Complex tools with many parameters or behaviors need more documentation. Simple tools need less. This dimension scales expectations accordingly.

Parameters4/5

Does the description clarify parameter syntax, constraints, interactions, or defaults beyond what the schema provides?

Schema description coverage is 0%, so the description must compensate. It provides clear explanations for all 6 parameters, including the required 'query' parameter, default values, optional filters, and clarifies what 'inrepo' and 'notinrepo' mean. This adds significant meaning beyond the bare schema.

Input schemas describe structure but not intent. Descriptions should explain non-obvious parameter relationships and valid value ranges.

Purpose4/5

Does the description clearly state what the tool does and how it differs from similar tools?

The description clearly states the tool searches for projects by name substring, providing a specific verb (search) and resource (projects).
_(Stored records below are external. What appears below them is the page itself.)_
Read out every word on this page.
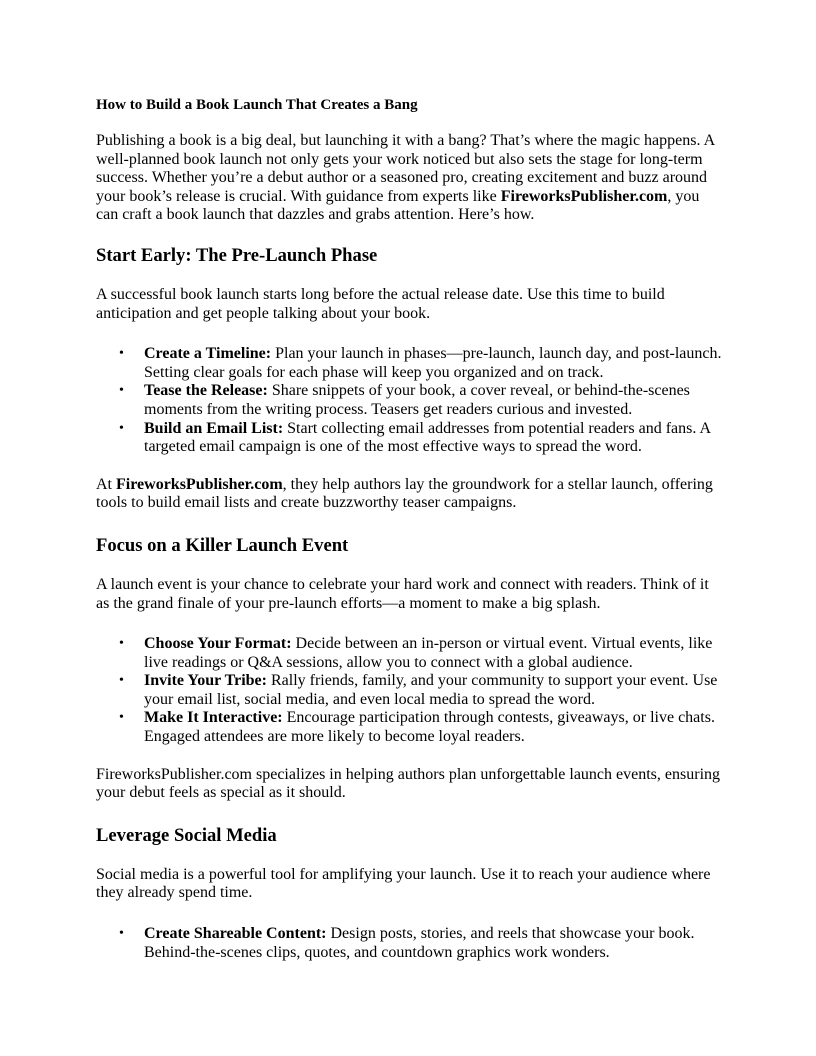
How to Build a Book Launch That Creates a Bang

Publishing a book is a big deal, but launching it with a bang? That’s where the magic happens. A well-planned book launch not only gets your work noticed but also sets the stage for long-term success. Whether you’re a debut author or a seasoned pro, creating excitement and buzz around your book’s release is crucial. With guidance from experts like FireworksPublisher.com, you can craft a book launch that dazzles and grabs attention. Here’s how.

Start Early: The Pre-Launch Phase

A successful book launch starts long before the actual release date. Use this time to build anticipation and get people talking about your book.

• Create a Timeline: Plan your launch in phases—pre-launch, launch day, and post-launch. Setting clear goals for each phase will keep you organized and on track.
• Tease the Release: Share snippets of your book, a cover reveal, or behind-the-scenes moments from the writing process. Teasers get readers curious and invested.
• Build an Email List: Start collecting email addresses from potential readers and fans. A targeted email campaign is one of the most effective ways to spread the word.

At FireworksPublisher.com, they help authors lay the groundwork for a stellar launch, offering tools to build email lists and create buzzworthy teaser campaigns.

Focus on a Killer Launch Event

A launch event is your chance to celebrate your hard work and connect with readers. Think of it as the grand finale of your pre-launch efforts—a moment to make a big splash.

• Choose Your Format: Decide between an in-person or virtual event. Virtual events, like live readings or Q&A sessions, allow you to connect with a global audience.
• Invite Your Tribe: Rally friends, family, and your community to support your event. Use your email list, social media, and even local media to spread the word.
• Make It Interactive: Encourage participation through contests, giveaways, or live chats. Engaged attendees are more likely to become loyal readers.

FireworksPublisher.com specializes in helping authors plan unforgettable launch events, ensuring your debut feels as special as it should.

Leverage Social Media

Social media is a powerful tool for amplifying your launch. Use it to reach your audience where they already spend time.

• Create Shareable Content: Design posts, stories, and reels that showcase your book. Behind-the-scenes clips, quotes, and countdown graphics work wonders.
It distinguishes from siblings like 'list_projects' by specifying substring matching, but doesn't explicitly contrast with other search-related siblings like 'get_project'.

Agents choose between tools based on descriptions. A clear purpose with a specific verb and resource helps agents select the right tool.

Usage Guidelines2/5

Does the description explain when to use this tool, when not to, or what alternatives exist?

No guidance on when to use this tool versus alternatives like 'list_projects' or 'get_project' is provided. The description only states what the tool does, not when it's appropriate versus other available tools on the server.

Agents often have multiple tools that could apply. Explicit usage guidance like "use X instead of Y when Z" prevents misuse.